Advertisement

Aracı Kuruluşlar Birliği 2010 yılı sonu aracılık sektörüne ilişkin "Türkiye Sermaye Piyasası 2010" yıllığını yayınladı. Birliğin aylık yayın organı Gündem Dergisi'nde de aracı kurumların analizinin yapıldığı bir çalışma yer alıyor. Çalışmada, faaliyette bulunan 85 aracı kurumun rakamları esas alınmış. Çıkan rakamlar çarpıcı ve sermaye piyasasının gideceği yol hakkında ciddi bir bilgi veriyor. Analizi yapılan 85 aracı kurumun 2010 sonundaki toplam aktifleri 7.4 milyar TL. Rakip diye söylenen bankacılık sektörünün aktif toplamı olan 1 trilyon TL mukayese edildiği zaman neden aracı kurumların etkinliğinin bankalar kadar olamadığının cevabı anlaşılmış olur. Sıralamaya göre ilk 20 aracı kurum, sektör aktiflerinin % 84'ünü oluşturuyor. En yüksek aktif büyüklüğe sahip aracı kurum, toplam aktiflerin üçte birine tek başına sahip iken, ilk üç aracı kurumun aktif büyüklüğü diğer 82 aracı kurumun aktif büyüklüğüne eşit. İlk sonuç; aktif büyüklüklerine göre ilk 20 kurumda yoğunlaşma gerçekleşmiş.

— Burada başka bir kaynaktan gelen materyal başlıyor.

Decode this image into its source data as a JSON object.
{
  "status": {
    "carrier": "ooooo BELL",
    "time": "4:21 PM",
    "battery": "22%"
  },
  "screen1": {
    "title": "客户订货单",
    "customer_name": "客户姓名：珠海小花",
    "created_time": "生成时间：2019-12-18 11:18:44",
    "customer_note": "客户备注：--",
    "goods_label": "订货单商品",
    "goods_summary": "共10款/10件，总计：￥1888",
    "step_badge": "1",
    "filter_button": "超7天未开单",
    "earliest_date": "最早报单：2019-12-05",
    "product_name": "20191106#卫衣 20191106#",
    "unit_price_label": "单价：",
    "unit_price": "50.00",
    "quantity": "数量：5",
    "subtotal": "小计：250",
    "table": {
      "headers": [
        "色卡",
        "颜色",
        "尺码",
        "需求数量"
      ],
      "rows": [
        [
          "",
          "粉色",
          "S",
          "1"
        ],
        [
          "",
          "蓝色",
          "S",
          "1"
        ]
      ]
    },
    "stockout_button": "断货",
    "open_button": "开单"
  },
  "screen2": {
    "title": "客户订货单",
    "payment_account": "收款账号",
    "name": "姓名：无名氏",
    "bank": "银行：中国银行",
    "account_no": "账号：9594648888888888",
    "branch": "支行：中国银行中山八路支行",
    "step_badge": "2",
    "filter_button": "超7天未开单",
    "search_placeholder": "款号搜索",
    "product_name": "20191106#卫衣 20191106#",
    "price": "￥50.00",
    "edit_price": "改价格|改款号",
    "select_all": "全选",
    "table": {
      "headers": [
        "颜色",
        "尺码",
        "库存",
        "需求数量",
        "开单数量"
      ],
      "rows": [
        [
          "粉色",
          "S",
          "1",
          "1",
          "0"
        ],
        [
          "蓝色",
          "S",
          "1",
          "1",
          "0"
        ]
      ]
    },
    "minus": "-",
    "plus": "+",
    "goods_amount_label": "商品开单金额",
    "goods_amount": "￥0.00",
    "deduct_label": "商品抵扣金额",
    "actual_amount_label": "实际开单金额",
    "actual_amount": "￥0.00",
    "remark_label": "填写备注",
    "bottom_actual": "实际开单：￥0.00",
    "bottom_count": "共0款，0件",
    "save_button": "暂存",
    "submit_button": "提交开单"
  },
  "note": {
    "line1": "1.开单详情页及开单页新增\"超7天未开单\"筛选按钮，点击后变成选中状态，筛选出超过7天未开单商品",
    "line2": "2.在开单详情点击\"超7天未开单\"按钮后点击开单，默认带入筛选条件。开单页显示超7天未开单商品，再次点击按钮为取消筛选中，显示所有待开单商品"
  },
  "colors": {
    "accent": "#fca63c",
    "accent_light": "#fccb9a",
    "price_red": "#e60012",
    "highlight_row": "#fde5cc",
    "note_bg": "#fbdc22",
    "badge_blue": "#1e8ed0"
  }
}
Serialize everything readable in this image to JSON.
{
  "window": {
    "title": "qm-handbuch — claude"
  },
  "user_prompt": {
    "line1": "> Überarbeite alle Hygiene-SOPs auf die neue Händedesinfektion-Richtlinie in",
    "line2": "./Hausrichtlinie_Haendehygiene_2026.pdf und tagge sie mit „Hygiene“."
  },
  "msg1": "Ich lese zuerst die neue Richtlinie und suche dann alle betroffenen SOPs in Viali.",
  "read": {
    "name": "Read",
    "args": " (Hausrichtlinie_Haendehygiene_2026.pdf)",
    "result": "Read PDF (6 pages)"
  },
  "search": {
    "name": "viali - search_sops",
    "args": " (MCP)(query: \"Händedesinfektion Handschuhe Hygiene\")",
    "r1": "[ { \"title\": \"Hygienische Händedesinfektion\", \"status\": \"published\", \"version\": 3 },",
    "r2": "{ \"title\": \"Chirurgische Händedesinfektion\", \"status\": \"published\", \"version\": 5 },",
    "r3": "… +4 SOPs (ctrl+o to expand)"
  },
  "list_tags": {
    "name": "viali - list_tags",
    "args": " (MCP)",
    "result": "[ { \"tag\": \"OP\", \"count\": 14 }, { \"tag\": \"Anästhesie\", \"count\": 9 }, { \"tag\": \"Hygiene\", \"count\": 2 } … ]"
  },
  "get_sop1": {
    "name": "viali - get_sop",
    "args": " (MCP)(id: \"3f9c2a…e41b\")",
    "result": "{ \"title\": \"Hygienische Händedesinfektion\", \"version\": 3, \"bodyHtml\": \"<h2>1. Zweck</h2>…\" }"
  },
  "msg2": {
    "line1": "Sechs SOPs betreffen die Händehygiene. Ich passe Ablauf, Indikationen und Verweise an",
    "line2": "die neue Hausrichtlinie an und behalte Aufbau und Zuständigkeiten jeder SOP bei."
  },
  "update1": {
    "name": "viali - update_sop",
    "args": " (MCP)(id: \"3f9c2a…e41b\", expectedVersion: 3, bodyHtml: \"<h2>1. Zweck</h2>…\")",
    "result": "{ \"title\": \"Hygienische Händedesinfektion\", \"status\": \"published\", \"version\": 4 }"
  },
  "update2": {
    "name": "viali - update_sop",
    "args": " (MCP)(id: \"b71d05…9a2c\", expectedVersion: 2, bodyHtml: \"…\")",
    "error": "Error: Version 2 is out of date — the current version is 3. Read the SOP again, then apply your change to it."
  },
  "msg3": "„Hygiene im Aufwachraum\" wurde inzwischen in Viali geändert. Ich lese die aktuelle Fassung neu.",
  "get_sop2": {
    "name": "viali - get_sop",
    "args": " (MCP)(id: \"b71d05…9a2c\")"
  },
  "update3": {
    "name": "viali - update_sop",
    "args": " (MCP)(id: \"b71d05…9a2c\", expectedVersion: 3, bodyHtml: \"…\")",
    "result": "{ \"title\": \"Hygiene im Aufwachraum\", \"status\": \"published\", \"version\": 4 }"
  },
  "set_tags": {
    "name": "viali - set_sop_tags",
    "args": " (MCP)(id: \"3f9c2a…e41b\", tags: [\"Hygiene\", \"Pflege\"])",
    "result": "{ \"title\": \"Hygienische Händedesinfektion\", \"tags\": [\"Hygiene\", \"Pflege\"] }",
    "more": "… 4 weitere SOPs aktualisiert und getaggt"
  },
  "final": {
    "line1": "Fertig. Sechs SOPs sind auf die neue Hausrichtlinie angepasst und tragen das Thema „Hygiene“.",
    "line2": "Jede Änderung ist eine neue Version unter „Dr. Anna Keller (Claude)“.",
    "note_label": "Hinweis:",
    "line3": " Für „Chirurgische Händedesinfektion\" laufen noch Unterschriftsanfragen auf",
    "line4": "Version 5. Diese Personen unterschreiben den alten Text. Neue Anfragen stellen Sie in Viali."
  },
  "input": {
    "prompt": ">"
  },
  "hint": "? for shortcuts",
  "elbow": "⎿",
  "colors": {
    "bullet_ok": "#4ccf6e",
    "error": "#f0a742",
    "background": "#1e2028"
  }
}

İlk 20 kurum hisse senedi piyasası ve VOB işlemlerinin yarısından fazlasını gerçekleştirirken, net komisyon gelirlerinin de % 61 'ine sahip. Diğer taraftan bu aracı kurumlar, sektörün net kârının 84'ünü yaratmışlar. Bu kurumlar sektör çalışanlarının da yarısını istihdam ediyorlar. Sıralamada son grupta yer alan 25 aracı kurum ise aktiflerin % 2'sine, işlem hacminin % 3'üne sahip olup, sektör çalışanlarının % 10 unu istihdam ediyorlar.
Dikkat çekici bir rakam da, net komisyon gelirlerinin % 9'unu elde eden ilk sıradaki aracı kurumun, son 43 aracı kurum kadar komisyon geliri elde etmiş olmasıdır. Bu tablodan çıkan ikinci bir sonuç da, aracı kurumların yaklaşık yarısı herhangi bir faaliyet ve kazanç elde etmekten ziyade adeta piyasada vakit geçiriyorlar.
2010 yılında, çalışmaya dahil edilen 85 aracı kurum 371 milyon TL kâr elde etmişler. (Bankaların 2010 yılı kârları 22 milyar TL). İncelenen kurumlardan 64'ü kâr (391 milyon TL) ederken, 21 i (20 milyon TL) zarar etmiş. Net dönem kârına göre yapılan sıralama, aracı kurumlararası yoğunlaşmanın hayli yüksek olduğunu gösteriyor. İlk sırada yer alan aracı kurumun 2010 yılında 79 milyon TL kâr ettiği düşünüldüğünde sektörün büyük kısmının durumunun ne kadar kopuk olduğu anlaşılır.
Finansal krizle birlikte çalışan sayısında başlayan düşüş, 2009 yılının ilk yarısında durmuş, çalışan sayısı 85 aracı kurumda 4904 olmuştur. Aracı kurum başına ortama çalışan sayısı 58'dir. Çalışan sayısının yaklaşık 10 yıl öncesine kadar neredeyse yarı yarıya azaldığını hatırlayınca aracı kurumların faaliyetlerini büyük bir oranda daralttıkları da anlaşılıyor. Teknolojinin katkısı da vardır ancak aracı kurumlar özellikle taşra örgütlenmelerini giderek tasfiye etmekte ve merkeze çekilen bir yapı çizmekteler. Sermaye piyasasının genişletilmesi, tüm ülkeye yaygınlaştırılması, mülkiyetin tabana yayılması hedeflerini büyük harflerle her yerde söylerken bu işi yapacak kurumların tam tersi bir politika içinde olmaları da ayrıca değerlendirilmelidir.
Görünen o ki, aracı kurumlarda hukuki olmasa da, fiili bir konsolidasyon gerçekleşmiş durumda. İlk 20 aracı kuruma en fazla bir 20 kurum daha eklenebilir. Gerisinin mevcut rekabet koşulları içinde sermaye piyasasına bir katkı vermesini beklememek gerekir. Aracı kurum sayısının serbest bırakılması gerektiğini, en azından teorik olarak dillendirenlerin bu tabloya bakarak yeni bir değerlendirme yapmasında yarar bulunuyor.